Трагедия художника - А. Моров
Шрифт:
Интервал:
Закладка:
И все же в присутствии Сергея Васильевича Михаил Чехов неизменно смущался. Не мог себя победить. Часто острил неудачно, чтобы спрятать стеснение. Так однажды, войдя в кабинет Рахманинова, встал на колени и «по-русски» поклонился ему до земли. И когда поднял голову, то увидел: Сергей Васильевич сам стоит на коленях и кланяется ему до земли. А гораздо позднее, когда они снова встретились уже в США, автомобиль Чехова, запыленный и скромный, встал как-то рядом с блестевшим на солнце прекрасным «паккардом» Рахманинова. Михаилу Александровичу стало почему-то немного неловко. Сергей Васильевич, очевидно, заметил его смущение. Подошел. Долго рассматривал чеховского «простачка» («паккарда» будто и не видел). Потом сказал с убеждением: «Хорошая у вас машина». И так сказал, что собеседник и в самом деле поверил, будто машина его не так уж плоха.
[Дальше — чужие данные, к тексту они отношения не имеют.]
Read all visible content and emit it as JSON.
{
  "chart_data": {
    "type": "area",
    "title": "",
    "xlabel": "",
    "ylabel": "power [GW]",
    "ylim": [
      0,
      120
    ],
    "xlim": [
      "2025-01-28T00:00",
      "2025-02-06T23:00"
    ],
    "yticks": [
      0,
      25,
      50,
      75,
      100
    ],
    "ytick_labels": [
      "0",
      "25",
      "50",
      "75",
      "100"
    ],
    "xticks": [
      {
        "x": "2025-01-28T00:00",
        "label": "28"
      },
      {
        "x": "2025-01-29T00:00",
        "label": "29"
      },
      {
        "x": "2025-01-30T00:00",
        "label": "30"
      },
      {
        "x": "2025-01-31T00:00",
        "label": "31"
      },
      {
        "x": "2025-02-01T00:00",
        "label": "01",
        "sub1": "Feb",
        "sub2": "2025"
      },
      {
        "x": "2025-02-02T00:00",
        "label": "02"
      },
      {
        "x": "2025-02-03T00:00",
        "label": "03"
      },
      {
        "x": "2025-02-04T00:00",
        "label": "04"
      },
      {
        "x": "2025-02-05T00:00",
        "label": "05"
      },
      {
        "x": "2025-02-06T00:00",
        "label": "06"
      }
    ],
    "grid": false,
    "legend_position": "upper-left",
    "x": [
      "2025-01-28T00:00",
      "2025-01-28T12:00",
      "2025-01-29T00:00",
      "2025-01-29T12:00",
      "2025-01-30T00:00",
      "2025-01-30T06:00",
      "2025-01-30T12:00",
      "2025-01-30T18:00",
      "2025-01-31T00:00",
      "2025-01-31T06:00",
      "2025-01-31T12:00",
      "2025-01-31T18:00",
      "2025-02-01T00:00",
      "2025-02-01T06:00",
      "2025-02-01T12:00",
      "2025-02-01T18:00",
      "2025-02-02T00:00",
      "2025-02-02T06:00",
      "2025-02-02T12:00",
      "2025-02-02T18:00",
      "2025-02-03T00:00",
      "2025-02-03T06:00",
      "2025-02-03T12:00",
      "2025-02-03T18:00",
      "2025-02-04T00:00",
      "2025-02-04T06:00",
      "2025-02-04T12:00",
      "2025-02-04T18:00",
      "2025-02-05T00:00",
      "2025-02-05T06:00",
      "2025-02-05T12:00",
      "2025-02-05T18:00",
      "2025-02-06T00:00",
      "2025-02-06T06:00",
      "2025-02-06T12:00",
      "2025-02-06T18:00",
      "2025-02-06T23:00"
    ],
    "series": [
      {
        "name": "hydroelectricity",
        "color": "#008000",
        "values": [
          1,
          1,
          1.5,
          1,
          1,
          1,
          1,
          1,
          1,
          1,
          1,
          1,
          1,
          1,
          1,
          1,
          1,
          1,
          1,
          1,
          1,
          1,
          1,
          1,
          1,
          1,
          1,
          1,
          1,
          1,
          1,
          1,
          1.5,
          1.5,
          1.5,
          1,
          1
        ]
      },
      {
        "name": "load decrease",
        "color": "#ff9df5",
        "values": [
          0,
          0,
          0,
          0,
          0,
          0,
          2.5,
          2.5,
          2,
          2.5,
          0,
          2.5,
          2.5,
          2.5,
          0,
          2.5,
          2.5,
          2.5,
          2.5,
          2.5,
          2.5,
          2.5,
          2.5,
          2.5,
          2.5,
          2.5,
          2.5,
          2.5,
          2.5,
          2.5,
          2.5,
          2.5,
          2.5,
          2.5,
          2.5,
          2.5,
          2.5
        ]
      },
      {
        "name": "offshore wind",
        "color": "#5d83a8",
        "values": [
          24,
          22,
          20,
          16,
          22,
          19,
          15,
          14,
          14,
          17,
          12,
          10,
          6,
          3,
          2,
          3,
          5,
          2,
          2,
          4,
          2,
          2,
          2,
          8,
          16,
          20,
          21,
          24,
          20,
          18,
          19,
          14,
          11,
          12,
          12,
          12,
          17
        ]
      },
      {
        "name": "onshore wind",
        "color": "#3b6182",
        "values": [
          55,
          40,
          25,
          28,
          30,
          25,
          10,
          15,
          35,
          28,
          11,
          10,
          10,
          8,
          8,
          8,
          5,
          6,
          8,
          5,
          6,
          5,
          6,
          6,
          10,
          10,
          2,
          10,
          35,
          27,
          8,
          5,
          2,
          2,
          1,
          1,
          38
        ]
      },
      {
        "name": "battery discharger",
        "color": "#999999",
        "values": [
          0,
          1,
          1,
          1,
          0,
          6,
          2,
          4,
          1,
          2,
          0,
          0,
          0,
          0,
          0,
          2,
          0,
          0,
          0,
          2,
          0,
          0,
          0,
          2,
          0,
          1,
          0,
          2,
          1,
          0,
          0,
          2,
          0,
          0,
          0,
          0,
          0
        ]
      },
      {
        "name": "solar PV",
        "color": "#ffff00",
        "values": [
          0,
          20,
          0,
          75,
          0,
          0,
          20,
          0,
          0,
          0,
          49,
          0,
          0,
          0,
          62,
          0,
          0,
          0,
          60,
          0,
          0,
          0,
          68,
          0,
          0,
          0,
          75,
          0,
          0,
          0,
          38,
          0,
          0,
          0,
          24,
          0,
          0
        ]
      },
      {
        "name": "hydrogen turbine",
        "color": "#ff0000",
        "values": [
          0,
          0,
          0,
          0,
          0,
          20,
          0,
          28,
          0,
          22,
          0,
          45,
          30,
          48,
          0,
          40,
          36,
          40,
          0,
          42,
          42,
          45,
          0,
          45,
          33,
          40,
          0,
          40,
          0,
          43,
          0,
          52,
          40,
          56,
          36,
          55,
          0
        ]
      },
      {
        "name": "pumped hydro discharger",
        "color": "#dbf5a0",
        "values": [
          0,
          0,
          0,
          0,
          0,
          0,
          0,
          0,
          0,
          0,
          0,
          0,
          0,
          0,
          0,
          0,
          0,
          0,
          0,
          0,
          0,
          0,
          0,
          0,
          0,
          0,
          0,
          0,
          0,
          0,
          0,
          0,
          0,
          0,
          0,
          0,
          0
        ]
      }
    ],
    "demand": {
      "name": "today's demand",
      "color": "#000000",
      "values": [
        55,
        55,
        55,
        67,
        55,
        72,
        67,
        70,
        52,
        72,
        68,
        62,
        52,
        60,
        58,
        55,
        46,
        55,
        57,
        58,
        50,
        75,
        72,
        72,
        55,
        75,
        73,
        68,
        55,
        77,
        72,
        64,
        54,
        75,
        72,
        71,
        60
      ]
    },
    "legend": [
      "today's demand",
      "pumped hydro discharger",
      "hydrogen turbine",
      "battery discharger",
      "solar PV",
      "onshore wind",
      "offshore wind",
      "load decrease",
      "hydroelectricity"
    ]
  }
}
Но это, повторяю, произошло позже. А сейчас Михаил Чехов по приглашению Рахманинова, как мы уже знаем, гостит у него в Клерфонтэне. Прекрасная вилла. Большая, белая, в два этажа. В один из дней приезжает сюда Федор Иванович Шаляпин. Чехов почитает обоих и с интересом наблюдает за ними (ведь трудно отказаться от радости наблюдать таких людей). Те гуляют по саду. Оба высокие, грациозные (каждый посвоему). Говорят. Федор Иванович — погромче. Сергей Васильевич — потише. Федор Иванович смешит. Хитро поднимая правую бровь, Сергей Васильевич косится на друга и с охотой смеется. Задаст вопрос, подзадорит рассказчика, тот ответит остротой, и Сергей Васильевич снова тихо смеется, дымя папироской. Посидели у пруда. Вернулись в большой кабинет.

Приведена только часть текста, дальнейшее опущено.